将Integer拆分为两个单独的Integer [英] Split Integer into two separate Integers
问题描述
假设我有
int n=123456;
int x,y=0;
如何拆分整数"n"?分两半.
How do I split the integer "n" in two half.
注意: n
中的总位数始终是2的倍数,例如 1234、4567、234567、345621等...都具有2,4,6,8位数字.我想将它们分成两半.
Note : The Total Number of digits in n
will always be multiple of 2, e.g. 1234, 4567, 234567, 345621 etc... all have 2,4,6,8 digits.

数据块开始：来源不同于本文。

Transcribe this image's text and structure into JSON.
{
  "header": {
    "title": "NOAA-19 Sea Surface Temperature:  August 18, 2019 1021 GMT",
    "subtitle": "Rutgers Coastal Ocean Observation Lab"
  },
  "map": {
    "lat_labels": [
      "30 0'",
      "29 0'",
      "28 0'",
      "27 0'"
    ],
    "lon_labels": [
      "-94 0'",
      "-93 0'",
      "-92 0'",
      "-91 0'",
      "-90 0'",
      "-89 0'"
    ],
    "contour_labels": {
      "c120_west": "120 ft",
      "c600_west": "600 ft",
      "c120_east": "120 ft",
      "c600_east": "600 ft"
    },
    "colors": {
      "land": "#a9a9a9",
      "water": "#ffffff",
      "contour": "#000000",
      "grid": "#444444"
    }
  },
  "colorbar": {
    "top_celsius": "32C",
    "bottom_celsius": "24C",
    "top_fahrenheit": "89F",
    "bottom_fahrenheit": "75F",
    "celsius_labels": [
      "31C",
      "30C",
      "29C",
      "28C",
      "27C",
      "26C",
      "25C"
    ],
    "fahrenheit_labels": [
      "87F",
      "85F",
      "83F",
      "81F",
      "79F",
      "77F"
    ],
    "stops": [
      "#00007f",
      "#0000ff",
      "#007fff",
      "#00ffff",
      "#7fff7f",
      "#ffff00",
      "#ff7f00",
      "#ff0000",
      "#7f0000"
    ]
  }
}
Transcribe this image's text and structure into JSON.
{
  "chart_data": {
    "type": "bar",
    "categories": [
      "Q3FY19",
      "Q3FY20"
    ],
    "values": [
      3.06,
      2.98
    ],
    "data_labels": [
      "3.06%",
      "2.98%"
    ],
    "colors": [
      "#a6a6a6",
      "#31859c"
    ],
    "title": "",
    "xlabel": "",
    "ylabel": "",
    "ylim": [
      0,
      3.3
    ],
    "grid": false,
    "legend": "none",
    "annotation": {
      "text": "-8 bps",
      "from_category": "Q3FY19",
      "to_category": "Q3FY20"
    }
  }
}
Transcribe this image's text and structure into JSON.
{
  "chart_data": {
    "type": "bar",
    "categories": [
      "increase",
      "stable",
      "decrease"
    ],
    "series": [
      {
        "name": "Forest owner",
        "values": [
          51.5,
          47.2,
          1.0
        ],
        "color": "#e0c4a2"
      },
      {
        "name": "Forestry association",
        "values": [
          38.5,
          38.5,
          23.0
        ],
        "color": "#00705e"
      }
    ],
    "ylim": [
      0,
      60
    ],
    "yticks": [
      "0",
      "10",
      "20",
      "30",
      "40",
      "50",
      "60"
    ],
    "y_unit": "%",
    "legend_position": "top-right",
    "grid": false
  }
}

I want to divide them in half.
我正在尝试使用以下代码,但无法正常工作, y
变量以某种方式保留了相反的第二部分.
I am trying with following Code but it's not working, the y
variable is holding reversed second part somehow.
int x, y=0, len, digit;
int n=123456;
len=floor(log10(abs(n))) + 1;
x=n;
while((floor(log10(abs(x))) + 1)>len/2)
{
digit=x%10;
x=x/10;
y=(y*10)+digit;
}
printf("First Half = %d",x);
printf("\nSecond Half = %d",y);
当输入为时:
n = 123456;
n=123456;
我得到的输出:
上半场= 123
下半场= 654
First Half = 123
Second Half = 654
我想要的输出:
上半场:123
First Half : 123
下半场:456
推荐答案
这是一个演示程序.除了printf之外,它不使用任何功能.:)因此,这是最简单的解决方案.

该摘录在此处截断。